Месма

22
18
20
22
24
26
28
30

По тому, как дико исказилось лицо Гущина, фотомастер понял, что лейтенант не шутит. Он повернулся к стене и уперся в нее лбом. И тотчас ощутил ствол пистолета, ткнувшийся ему в затылок.

— Послушайте, лейтенант, — спокойно заметил Прохор Михайлович. — Вы сейчас совершаете очень серьезную ошибку… Такую ошибку, исправить которую будет уже невозможно.

— Ты мне еще и угрожаешь, гнида? — прорычал Гущин. — Посмотрим, как ты запоешь, когда я погляжу, что у вас интересного там, внизу, откуда вы привели мальца сюда! А то знаешь ли, я в этом городишке пробыл всего-то трое суток, а уже слышал от добрых людей, будто бы в вашем милом городке с некоторых пор детишки невесть куда пропадать стали! Были вот детишки — а потом раз! и нет!

Ты не знаешь часом, где они — а, фотограф?

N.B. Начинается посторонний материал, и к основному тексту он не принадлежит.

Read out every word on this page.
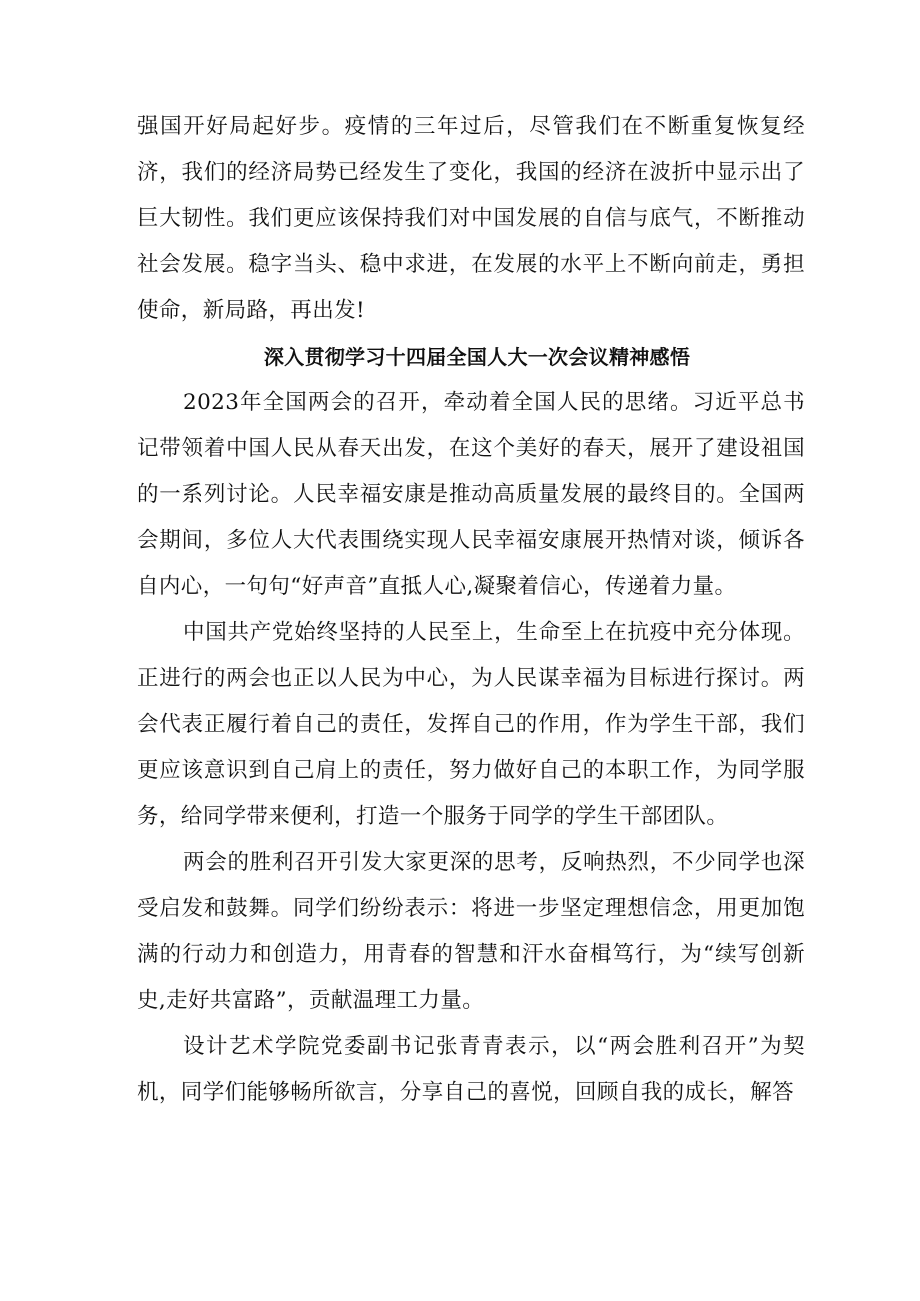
强国开好局起好步。疫情的三年过后，尽管我们在不断重复恢复经济，我们的经济局势已经发生了变化，我国的经济在波折中显示出了巨大韧性。我们更应该保持我们对中国发展的自信与底气，不断推动社会发展。稳字当头、稳中求进，在发展的水平上不断向前走，勇担使命，新局路，再出发!

深入贯彻学习十四届全国人大一次会议精神感悟

2023年全国两会的召开，牵动着全国人民的思绪。习近平总书记带领着中国人民从春天出发，在这个美好的春天，展开了建设祖国的一系列讨论。人民幸福安康是推动高质量发展的最终目的。全国两会期间，多位人大代表围绕实现人民幸福安康展开热情对谈，倾诉各自内心，一句句“好声音”直抵人心,凝聚着信心，传递着力量。

中国共产党始终坚持的人民至上，生命至上在抗疫中充分体现。正进行的两会也正以人民为中心，为人民谋幸福为目标进行探讨。两会代表正履行着自己的责任，发挥自己的作用，作为学生干部，我们更应该意识到自己肩上的责任，努力做好自己的本职工作，为同学服务，给同学带来便利，打造一个服务于同学的学生干部团队。

两会的胜利召开引发大家更深的思考，反响热烈，不少同学也深受启发和鼓舞。同学们纷纷表示：将进一步坚定理想信念，用更加饱满的行动力和创造力，用青春的智慧和汗水奋楫笃行，为“续写创新史,走好共富路”，贡献温理工力量。

设计艺术学院党委副书记张青青表示，以“两会胜利召开”为契机，同学们能够畅所欲言，分享自己的喜悦，回顾自我的成长，解答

А вдруг сидят у вас в подвале? Ждут своей очереди, чтобы сфотографироваться…

Прохор Михайлович подавленно молчал. Его начала бить мелкая нервная дрожь. К счастью для него, в этот момент Гущин отвернулся и обратил все свое внимание на Августу.

— А ты что столбом-то стоишь, лебедушка дивная? Не скромничай, красавица: веди-ка ты меня лучше в хоромы свои подземные, да похвастайся, что у тебя там за диковины запрятаны… Любопытно мне очень.

- Дурак ты, лейтенант, как есть набитый дурак! — сказала Августа бесстрастным и спокойным голосом. — Сам не ведаешь, что творишь…

Прохор Михайлович содрогнулся от ее слов. Крайне опрометчиво так себя вести, когда перед твоим носом размахивают пистолетом.

— Августа!.. — предостерегающе крикнул он. — Молчи лучше: видишь, человек не в себе, забыл, видать, что до фронта еще не доехал… С нами, грешными, воевать прямо тут вздумал!

— Хохмишь, фотограф? — криво улыбнулся Гущин. — Ну-ну… Ладно, некогда мне тут брехню вашу слушать. Пошли вниз, хозяева гостеприимные! Покажите, где и как детей, на улице подобранных, привечаете. Ты говорил вроде, будто дверь эта во тьму ведет, да? Ну, так мы сейчас тьму эту вашу рассеивать будем… Пошел вперед, живо! Или ноги уже не ходят?

Гущин отступил назад и в сторону, давая дорогу хозяину к означенной двери. Прохор Михайлович с приподнятыми руками неуклюже двинулся на негнущихся ногах в направлении подвального входа, пока не наткнулся на Августу. Та смотрела на него сверху вниз презрительно и даже брезгливо. Прохору показалось, что на устах ее появилась чуть заметная улыбка.

— Дверь открывай — быстро! — крикнул Гущин, обращаясь к Августе. — Пошли, пошли! Резвее ноги переставляйте, а то — ишь, обезножили разом оба! А ну, вперед!

И он снова взмахнул пистолетом прямо над головой фотомастера. Прохор Михайло вич нервно вздрогнул и качнулся вперед, едва не упавши на женщину. Он живо напоминал охваченного паникой солдата, сдающегося в плен — в иной ситуации это могло бы показаться даже смешным.

Августа хладнокровно открыла дверь и широко распахнула ее.

Взору Гущина открылся черный провал подвального входа.

— И впрямь темнотища… — буркнул он недовольно.

— А вы что ожидали увидеть? — озлобленно отозвался фотограф. — Праздничную иллюминацию?

— Заткнись, — сухо сказал Гущин. — Эй, хозяйка, свет зажигай!

— Электричество экономить велено, — хмуро заметила Августа. — А выключатель у нас возле двери. Я к двери пойду, а вдруг ты палить начнешь? Лучше уж я тут побуду, а то мужик ты шибко горячий, страху нагнать, видно, любишь… Сам-то, поди, со страху шум такой поднял?

— Августа!.. — предостерегающе вскричал Прохор.